The Rise of Build to Rent Apartments: How to Invest in This Growing Sector on the ASX
In recent years, the Build to Rent (BTR) sector has garnered significant attention from investors, and the reality is finally catching up with the hype. These apartments are specifically constructed for rental purposes and are typically owned by institutional landlords or investment funds. While this model is well-established in countries like the United States, where it constitutes approximately 12% of housing stock, Australia has lagged behind, with only 0.4% of completed housing stock classified as Build to Rent as of last year.
Historically, major players like Mirvac (ASX:MGR) faced challenges in launching BTR projects. However, recent developments indicate a positive shift, despite 2024 presenting some challenges. Currently, Australia has a limited number of completed BTR projects, with Mirvac's developments at Sydney's Olympic Park serving as a notable example. According to Oxford Economics, 6,543 rental units were completed in 2023, with an additional 5,290 expected in 2024. While this marks a retreat compared to previous years, it still represents nearly triple the levels seen in 2019-20. Projections suggest that completions may exceed 7,200 in 2025 and reach 8,000 by 2027, with 14,000 units currently under construction.
The outlook for the BTR sector is optimistic, driven by falling interest rates, easing supply chain issues, and government incentives aimed at boosting investment. Notably, the federal government plans to halve the 30% withholding tax on managed trusts that hold BTR apartments, provided that at least 10% of the dwellings are designated as ‘affordable tenancies.’
A pressing issue that looms over the sector is the rental shortage in major cities. The government estimates that Australia will require 1.2 million new dwellings by 2028 to accommodate the influx of new migrants. This underscores the urgency for action in the BTR space.
Investing in large-scale BTR apartments can yield substantial returns, as renters are often willing to pay a premium for well-equipped units featuring amenities like pools, gyms, and communal spaces. The reputation of established companies also plays a significant role; tenants often prefer renting from recognized brands rather than anonymous landlords.

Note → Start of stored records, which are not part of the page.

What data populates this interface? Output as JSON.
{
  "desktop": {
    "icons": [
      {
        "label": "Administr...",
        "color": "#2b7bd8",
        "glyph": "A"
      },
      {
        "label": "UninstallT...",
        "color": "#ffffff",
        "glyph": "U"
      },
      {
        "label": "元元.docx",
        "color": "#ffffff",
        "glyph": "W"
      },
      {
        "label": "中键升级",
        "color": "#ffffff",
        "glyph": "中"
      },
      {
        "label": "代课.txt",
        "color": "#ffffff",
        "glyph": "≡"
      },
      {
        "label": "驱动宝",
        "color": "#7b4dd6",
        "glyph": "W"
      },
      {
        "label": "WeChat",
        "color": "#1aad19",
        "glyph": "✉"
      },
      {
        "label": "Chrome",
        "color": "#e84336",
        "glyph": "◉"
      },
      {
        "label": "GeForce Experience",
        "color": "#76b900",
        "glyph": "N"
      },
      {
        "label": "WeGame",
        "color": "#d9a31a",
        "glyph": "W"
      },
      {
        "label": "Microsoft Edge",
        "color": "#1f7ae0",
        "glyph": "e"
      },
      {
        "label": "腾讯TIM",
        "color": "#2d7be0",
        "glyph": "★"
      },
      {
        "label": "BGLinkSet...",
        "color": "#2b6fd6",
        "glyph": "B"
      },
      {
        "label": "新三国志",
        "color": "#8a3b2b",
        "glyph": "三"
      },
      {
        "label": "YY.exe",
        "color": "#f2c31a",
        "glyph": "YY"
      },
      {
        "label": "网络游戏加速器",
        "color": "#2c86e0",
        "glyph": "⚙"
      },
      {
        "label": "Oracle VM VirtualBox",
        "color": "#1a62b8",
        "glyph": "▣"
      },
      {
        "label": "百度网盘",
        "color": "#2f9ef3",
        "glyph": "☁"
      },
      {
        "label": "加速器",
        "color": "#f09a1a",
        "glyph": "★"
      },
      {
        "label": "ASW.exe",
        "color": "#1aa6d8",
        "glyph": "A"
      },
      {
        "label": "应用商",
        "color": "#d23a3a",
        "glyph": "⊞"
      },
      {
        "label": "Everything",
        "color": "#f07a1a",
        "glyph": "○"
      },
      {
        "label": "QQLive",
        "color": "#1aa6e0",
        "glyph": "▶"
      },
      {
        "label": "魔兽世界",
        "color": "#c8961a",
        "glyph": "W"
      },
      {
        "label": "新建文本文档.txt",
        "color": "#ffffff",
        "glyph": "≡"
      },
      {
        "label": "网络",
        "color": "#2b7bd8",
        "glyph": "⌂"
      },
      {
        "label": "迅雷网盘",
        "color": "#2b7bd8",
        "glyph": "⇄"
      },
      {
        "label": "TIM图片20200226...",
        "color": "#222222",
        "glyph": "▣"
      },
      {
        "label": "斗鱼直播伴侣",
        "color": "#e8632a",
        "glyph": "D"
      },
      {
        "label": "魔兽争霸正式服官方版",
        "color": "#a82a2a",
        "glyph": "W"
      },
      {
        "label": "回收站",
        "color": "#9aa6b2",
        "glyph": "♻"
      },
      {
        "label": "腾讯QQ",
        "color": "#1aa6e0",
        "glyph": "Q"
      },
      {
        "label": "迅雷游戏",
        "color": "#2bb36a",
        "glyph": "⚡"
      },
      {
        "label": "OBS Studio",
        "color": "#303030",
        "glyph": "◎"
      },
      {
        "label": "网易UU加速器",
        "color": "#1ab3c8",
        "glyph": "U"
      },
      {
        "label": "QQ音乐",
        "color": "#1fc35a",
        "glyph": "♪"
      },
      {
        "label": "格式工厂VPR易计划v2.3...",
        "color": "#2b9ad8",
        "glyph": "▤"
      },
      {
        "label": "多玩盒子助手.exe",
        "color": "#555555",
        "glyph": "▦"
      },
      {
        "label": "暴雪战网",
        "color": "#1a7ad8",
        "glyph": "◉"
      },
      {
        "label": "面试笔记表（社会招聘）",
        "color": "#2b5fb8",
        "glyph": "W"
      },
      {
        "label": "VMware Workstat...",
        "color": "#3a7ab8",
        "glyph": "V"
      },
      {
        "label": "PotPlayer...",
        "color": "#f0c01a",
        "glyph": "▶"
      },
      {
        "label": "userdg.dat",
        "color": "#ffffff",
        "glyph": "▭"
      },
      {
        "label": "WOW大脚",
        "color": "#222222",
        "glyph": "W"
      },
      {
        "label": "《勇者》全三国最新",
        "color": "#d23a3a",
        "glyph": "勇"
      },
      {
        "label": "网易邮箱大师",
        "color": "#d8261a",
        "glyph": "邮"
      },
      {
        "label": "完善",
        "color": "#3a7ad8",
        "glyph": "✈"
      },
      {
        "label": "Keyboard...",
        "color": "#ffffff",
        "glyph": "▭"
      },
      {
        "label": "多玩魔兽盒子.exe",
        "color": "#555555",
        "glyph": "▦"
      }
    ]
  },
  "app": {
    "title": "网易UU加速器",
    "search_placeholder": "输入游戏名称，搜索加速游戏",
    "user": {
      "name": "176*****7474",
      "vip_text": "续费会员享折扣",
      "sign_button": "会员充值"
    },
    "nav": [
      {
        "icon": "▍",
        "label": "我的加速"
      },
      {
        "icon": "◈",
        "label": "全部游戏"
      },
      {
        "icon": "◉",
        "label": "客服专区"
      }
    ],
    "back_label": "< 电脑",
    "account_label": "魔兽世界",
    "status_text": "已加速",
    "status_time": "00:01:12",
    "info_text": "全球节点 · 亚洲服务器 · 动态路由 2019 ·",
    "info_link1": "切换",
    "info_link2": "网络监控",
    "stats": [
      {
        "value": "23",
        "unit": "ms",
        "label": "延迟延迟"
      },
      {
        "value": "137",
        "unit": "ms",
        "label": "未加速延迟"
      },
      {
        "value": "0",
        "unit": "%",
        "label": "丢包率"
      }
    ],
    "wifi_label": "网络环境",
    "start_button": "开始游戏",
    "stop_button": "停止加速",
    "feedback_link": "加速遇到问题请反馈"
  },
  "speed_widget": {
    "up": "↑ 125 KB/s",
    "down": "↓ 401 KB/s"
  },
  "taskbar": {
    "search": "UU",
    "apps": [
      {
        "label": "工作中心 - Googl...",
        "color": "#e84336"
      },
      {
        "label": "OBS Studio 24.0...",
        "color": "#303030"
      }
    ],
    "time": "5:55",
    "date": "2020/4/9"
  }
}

Mirvac stands out as the leading player in the BTR market, boasting 1,279 operational apartments across three properties as of June 30, 2024. These include one at Sydney's Olympic Park and two in Melbourne, strategically located near the Queen Victoria Markets and at the intersection of Spencer and Flinders Streets. Collectively, these properties, branded as ‘LIV,’ house over 1,100 residents and maintain a 94% occupancy rate. Mirvac has conveyed a positive sector outlook, supported by limited supply and tight rental markets in capital cities along the East Coast.
Other notable players in the BTR landscape include Stockland (ASX:SGR), which is developing its inaugural project as part of the Triniti development in North Ryde, Sydney, and Lendlease (ASX:LLC), which plans to construct a 37-storey, 443-unit BTR tower at Brisbane Showgrounds. Additionally, Cromwell (ASX:CMW) operates as an investor rather than a builder, offering exposure to its funds for direct investment in the BTR sector.
As the Build to Rent sector continues to evolve, it is poised to emerge as a viable solution to Australia's housing crisis, presenting profitable opportunities for companies involved in its development. With forthcoming incentives further supporting growth, investors can expect to hear much more about this promising sector in the years to come.